We have a short story from that day.
«With the idea of delving into the extraordinary happenings that were taking place there, one day I climbed the mountain leading up to Garabandal. Significantly it was the 8th of September, the feast of the Nativity of the Most Holy Virgin, and I admit taking advantage of the occasion.»
So Father Julío Porro Cardenoso, canon of Tarragona, described his first visit to the celebrated village.(15)
«We came to the place at a time when the visionaries were absent from it, since they had gone to a religious ceremony in a neighboring village that was celebrating the feastday of its patron saint.(16) About 5 o'clock in the afternoon the girls returned to their homes, still not having eaten. Meanwhile, my good friend Father Valentín, the pastor of the place, had informed me in detail of all the most spectacular things.

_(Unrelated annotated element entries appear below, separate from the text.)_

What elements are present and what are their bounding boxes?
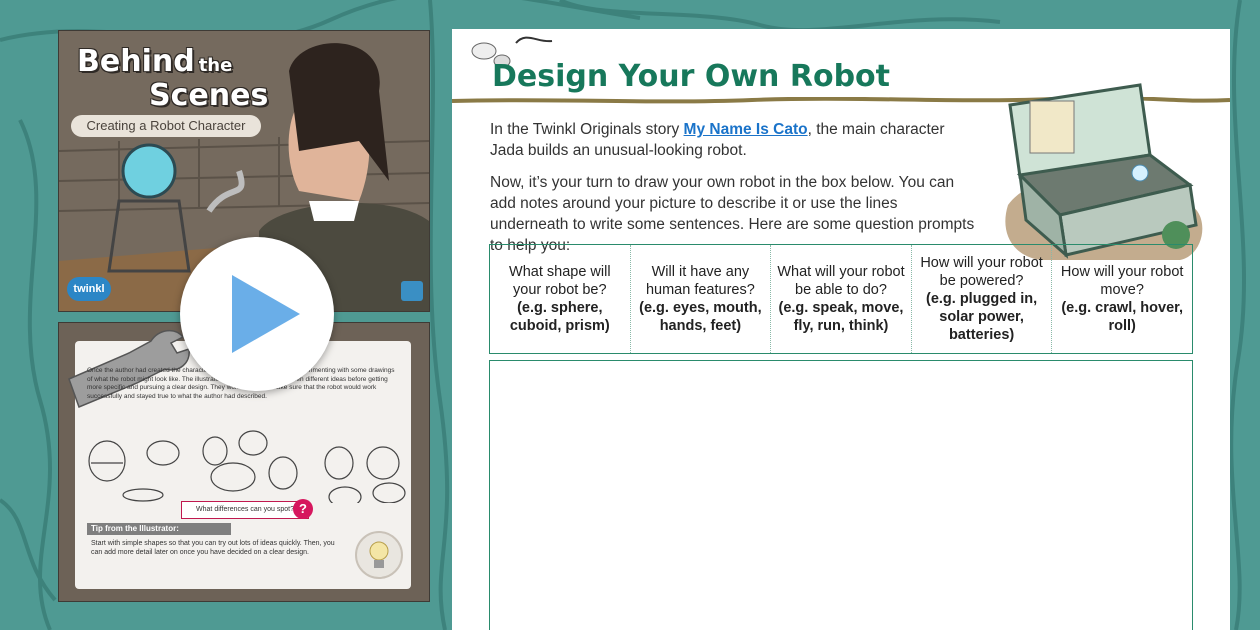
prompt-example: (e.g. plugged in, solar power, batteries… bbox=[925, 291, 1038, 343]
worksheet-page: Design Your Own Robot In the Twinkl Orig… bbox=[452, 29, 1230, 630]
prompt-example: (e.g. sphere, cuboid, prism) bbox=[509, 300, 610, 334]
prompt-question: Will it have any human features? bbox=[645, 264, 755, 298]
prompt-question: What will your robot be able to do? bbox=[777, 264, 905, 298]
prompt-example: (e.g. eyes, mouth, hands, feet) bbox=[639, 300, 762, 334]
page-title: Design Your Own Robot bbox=[492, 59, 890, 94]
twinkl-logo: twinkl bbox=[67, 277, 111, 301]
prompt-question: What shape will your robot be? bbox=[509, 264, 611, 298]
tip-heading: Tip from the Illustrator: bbox=[87, 523, 231, 535]
prompt-power: How will your robot be powered? (e.g. pl… bbox=[912, 245, 1053, 353]
drawing-area[interactable] bbox=[489, 360, 1193, 630]
prompt-example: (e.g. crawl, hover, roll) bbox=[1061, 300, 1184, 334]
cover-title-behind: Behind bbox=[77, 44, 195, 79]
story-link[interactable]: My Name Is Cato bbox=[684, 121, 808, 138]
question-mark-icon: ? bbox=[293, 499, 313, 519]
originals-logo-icon bbox=[401, 281, 423, 301]
prompt-example: (e.g. speak, move, fly, run, think) bbox=[778, 300, 904, 334]
play-icon bbox=[232, 275, 300, 353]
play-button[interactable] bbox=[180, 237, 334, 391]
cover-title: Behind the Scenes bbox=[77, 47, 268, 111]
prompt-question: How will your robot be powered? bbox=[920, 255, 1043, 289]
prompt-question: How will your robot move? bbox=[1060, 264, 1184, 298]
prompt-abilities: What will your robot be able to do? (e.g… bbox=[771, 245, 912, 353]
intro-part-1: In the Twinkl Originals story bbox=[490, 121, 684, 138]
cover-subtitle: Creating a Robot Character bbox=[71, 115, 261, 137]
cover-title-the: the bbox=[198, 55, 233, 76]
prompt-table: What shape will your robot be? (e.g. sph… bbox=[489, 244, 1193, 354]
intro-paragraph-1: In the Twinkl Originals story My Name Is… bbox=[490, 119, 980, 161]
prompt-shape: What shape will your robot be? (e.g. sph… bbox=[490, 245, 631, 353]
prompt-human-features: Will it have any human features? (e.g. e… bbox=[631, 245, 772, 353]
differences-question: What differences can you spot? bbox=[181, 501, 309, 519]
robot-sketches bbox=[88, 430, 406, 503]
tip-body: Start with simple shapes so that you can… bbox=[91, 540, 335, 556]
cover-title-scenes: Scenes bbox=[149, 78, 269, 113]
toolbox-illustration bbox=[1005, 83, 1203, 260]
lightbulb-icon bbox=[355, 531, 403, 579]
prompt-movement: How will your robot move? (e.g. crawl, h… bbox=[1052, 245, 1192, 353]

The rumble of thunder broke the almost sepulchral silence that surrounded us while we were exchanging impressions and I was gathering the reports that had been put down in writing and accurately verified.»
14. «Nota» of March 17th, 1967 to the news media.
15. This distinguished priest soon became one of the most enthusiastic and competent promoters of the Garabandal cause.
He has published three books on the subject:
—God in the Shadows (A theological study on the events of Garabandal)
—The Great Prodigy of Garabandal
—Garabandal, Without Meaning?(Editorial Circulo, Paseo Fernando et Catolico, 39, 7, Zaragoza)
The notes that I am using here were taken from his first book, God in the Shadows.
16. Sometimes they celebrated the feast of the Virgin of the Sick at Puente Nansa; sometimes the feastday was celebrated at the sanctuary of Our Lady of Light on a high hill in the Peña Sagra Mountains. In the village there was great veneration for this sanctuary, a continuing tradition from time immemorial. The pilgrimage toward it was long and difficult, five hours of walking on foot on the steep slopes of the mountains.